The smelt LSP catches errors before you run anything:

  • Undefined smelt.ref() targets
  • Column type mismatches between models
  • Schema validation against source definitions
  • Parse errors with precise line/column positions

Multi-backend execution

A single smelt project can target multiple engines. Define targets in smelt.yml and switch between them:

smelt run --target dev      # DuckDB on your laptop
smelt run --target prod     # Spark on your cluster

The same SQL models work across both -- smelt generates the appropriate dialect for each target.

Key Concepts

Model
A SQL file in models/ that defines a data transformation.

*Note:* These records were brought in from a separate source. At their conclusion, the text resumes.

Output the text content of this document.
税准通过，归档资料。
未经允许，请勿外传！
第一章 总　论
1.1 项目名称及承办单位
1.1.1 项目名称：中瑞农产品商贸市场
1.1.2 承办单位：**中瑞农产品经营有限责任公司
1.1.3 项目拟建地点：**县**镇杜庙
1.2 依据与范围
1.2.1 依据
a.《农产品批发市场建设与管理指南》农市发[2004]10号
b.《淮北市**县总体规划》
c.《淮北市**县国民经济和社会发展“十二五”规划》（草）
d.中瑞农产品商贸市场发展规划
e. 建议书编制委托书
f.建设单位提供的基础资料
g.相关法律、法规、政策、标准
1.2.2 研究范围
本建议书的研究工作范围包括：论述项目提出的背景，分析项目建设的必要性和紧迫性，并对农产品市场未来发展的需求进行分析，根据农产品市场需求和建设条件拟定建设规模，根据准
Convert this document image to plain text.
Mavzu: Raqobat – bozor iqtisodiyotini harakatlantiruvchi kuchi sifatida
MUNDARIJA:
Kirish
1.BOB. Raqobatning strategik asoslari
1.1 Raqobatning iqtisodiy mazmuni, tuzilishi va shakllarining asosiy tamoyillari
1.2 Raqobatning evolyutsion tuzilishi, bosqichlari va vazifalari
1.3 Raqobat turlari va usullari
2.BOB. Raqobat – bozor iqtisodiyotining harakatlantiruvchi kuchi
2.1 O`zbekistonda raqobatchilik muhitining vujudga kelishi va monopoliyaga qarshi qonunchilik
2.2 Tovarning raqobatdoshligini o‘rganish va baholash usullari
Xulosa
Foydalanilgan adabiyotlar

Each model produces one table or view.
Ref
smelt.ref('model_name') creates a dependency on another model. smelt resolves these to actual table names and ensures correct execution order.
Source
smelt.source('schema.table') references an external table defined in sources.yml. Sources are not managed by smelt but are validated for schema correctness.
Materialization
How a model's results are persisted in the database: table (full rebuild), view (virtual), ephemeral (inlined into downstream queries), or materialized_view.
Incremental
A materialization strategy that processes only new or changed data instead of rebuilding the entire table. smelt determines incrementalization safety automatically.
Seed
A CSV file in seeds/ that is loaded into the database as a table. Useful for lookup data, mappings, and small reference tables.
Target
A named execution environment defined in smelt.yml. Each target specifies a database backend and connection details (e.g., dev for local DuckDB, prod for Spark).
Selector
A pattern for choosing which models to run. Use --select model_name for a single model, --select +model_name to include upstream dependencies, or --select tag:finance to run all models with a given tag.